Perhaps when you walk into a room your sense of smell is alerted. There are many reasons why air quality in a home can be offensive – particularly in the winter. Here are some sources of problems to consider.
According to the Environmental Protection Agency, Indoor Air Quality (IAQ) refers to the quality of air within and around a building or structure, especially as it affects the health and comfort of building occupants. Sometimes, the effects of air quality are immediate – your eyes may sting, your nose is assaulted – you might even start coughing. Given enough time in a house or office with poor air quality, and you might even experience headaches or dizziness.
Air quality is not to be ignored. In certain circumstances, a person’s health can be affected given long-term exposure. Some air quality problems can cause respiratory disease, heart disease and even cancer. Here’s what to watch out for.
- Carbon Monoxide. We hear about carbon monoxide poisoning on the TV every once in a while. The results are usually disastrous. Carbon monoxide is an odorless, invisible gas produced by the incomplete combustion of fossil fuels. A car with the engine running in a closed garage is a good example of carbon monoxide poisoning.
- Radon. At different times, we may be aware of radon gases. It’s a good idea to have a home tested for radon, particularly if the home is older. Radon is an odorless, colorless gas commonly present in low levels and can escape into the air through cracks and gaps in buildings and homes.
- Nitrogen Dioxide. NO2 a toxic, corrosive gas, that forms when fossil fuels, such a coal, oil, gas or diesel are burned at high temperatures.

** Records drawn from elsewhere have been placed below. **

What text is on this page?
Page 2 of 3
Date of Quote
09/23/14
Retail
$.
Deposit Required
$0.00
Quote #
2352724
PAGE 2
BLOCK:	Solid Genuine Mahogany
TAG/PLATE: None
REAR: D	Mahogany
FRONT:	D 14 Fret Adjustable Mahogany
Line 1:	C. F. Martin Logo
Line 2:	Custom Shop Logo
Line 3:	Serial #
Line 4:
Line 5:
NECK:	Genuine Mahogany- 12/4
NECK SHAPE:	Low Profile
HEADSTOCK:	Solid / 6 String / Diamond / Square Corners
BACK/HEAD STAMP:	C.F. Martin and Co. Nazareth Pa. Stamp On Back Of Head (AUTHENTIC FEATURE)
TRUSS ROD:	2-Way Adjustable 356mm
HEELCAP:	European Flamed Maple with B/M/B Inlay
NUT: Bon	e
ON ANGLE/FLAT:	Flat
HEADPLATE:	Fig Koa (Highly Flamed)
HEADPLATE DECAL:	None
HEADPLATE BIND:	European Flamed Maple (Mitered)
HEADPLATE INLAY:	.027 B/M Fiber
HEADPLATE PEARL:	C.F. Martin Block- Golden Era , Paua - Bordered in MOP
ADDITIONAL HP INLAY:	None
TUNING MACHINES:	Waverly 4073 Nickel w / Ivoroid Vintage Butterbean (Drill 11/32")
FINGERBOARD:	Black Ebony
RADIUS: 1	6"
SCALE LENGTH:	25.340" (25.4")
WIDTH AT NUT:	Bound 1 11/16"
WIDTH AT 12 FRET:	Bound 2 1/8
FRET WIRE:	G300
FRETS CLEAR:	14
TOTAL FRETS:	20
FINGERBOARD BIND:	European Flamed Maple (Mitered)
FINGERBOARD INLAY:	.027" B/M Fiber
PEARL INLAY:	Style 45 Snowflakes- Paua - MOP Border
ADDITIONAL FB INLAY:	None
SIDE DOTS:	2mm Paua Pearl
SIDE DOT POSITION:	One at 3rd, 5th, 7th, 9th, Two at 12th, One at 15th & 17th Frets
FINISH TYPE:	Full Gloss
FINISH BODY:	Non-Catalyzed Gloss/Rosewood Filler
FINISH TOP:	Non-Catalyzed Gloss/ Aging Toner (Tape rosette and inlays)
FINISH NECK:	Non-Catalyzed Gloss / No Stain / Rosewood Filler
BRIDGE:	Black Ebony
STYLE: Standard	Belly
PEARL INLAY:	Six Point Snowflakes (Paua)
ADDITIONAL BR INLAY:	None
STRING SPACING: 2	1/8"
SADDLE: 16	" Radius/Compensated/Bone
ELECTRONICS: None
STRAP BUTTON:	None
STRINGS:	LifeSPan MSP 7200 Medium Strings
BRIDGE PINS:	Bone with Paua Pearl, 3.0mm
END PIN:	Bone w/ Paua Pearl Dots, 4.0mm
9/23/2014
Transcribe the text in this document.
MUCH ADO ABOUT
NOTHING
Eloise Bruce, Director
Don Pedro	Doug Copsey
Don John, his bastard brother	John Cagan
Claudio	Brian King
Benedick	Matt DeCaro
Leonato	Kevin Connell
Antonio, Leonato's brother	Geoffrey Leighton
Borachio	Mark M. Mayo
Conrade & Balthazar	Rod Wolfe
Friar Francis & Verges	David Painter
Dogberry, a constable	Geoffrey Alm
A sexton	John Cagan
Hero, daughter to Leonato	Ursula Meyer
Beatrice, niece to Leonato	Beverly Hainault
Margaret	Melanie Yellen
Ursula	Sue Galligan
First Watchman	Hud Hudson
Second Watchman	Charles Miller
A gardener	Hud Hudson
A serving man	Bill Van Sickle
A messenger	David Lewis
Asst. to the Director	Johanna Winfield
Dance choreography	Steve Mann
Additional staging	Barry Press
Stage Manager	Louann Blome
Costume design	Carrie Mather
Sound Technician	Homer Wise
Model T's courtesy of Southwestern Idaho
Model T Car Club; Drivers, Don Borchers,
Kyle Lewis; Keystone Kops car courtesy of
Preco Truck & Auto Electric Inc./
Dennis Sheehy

- Secondhand Smoke. We’ve all heard of the dangers of secondhand smoke – from any tobacco product. It not only can cause a foul odor in the home or office but can be a health hazard for the occupants.
- Building Materials. Certain materials used in construction can produce dangerous chemicals. Good examples include deteriorating asbestos-containing insulation, newly installed flooring, upholstery, or carpet, and certain pressed wood products
- Excessive Moisture. You’re probably familiar with the smell of dampness. Though less common in Colorado, excessive moisture, particularly in a basement or crawlspace, can provide a hospitable environment for mold to flourish
- Cleaning Products. While we all like the smell of a clean home, some products – including those used for household maintenance, personal care, or hobbies – especially noxious.
- HVAC and Humidifier Systems. These can make the air feel stale, especially in appliances or systems that are older and have not been properly maintained.
Improving Indoor Air Quality
According to the EPA there are three basic strategies available to you for improving IAQ. First, find the source and eliminate it. Second, ventilate the area properly and third, consider adding air cleaners. These strategies generally help the immediate problem, but you should always consult a professional like Restoration 1 of West Denver to be sure you are doing everything necessary to eliminate your specific problems.
What You Can Do Around The Home Or Office
- Make sure all combustion appliances are installed correctly and are adequately vented to the outside.
- Purchase a radon screening kit and hire a professional if the results are above acceptable levels.
- Eliminate secondhand smoke pollutants by not smoking indoors.
- Prevent mold by monitoring humidity levels in your home, wiping up spills quickly, and running the kitchen and bathroom fans.
- Change the batteries in detecting devices regularly.
- Always provide adequate ventilation when engaging in activities like painting or sanding – or better, perform the activity outside if you can.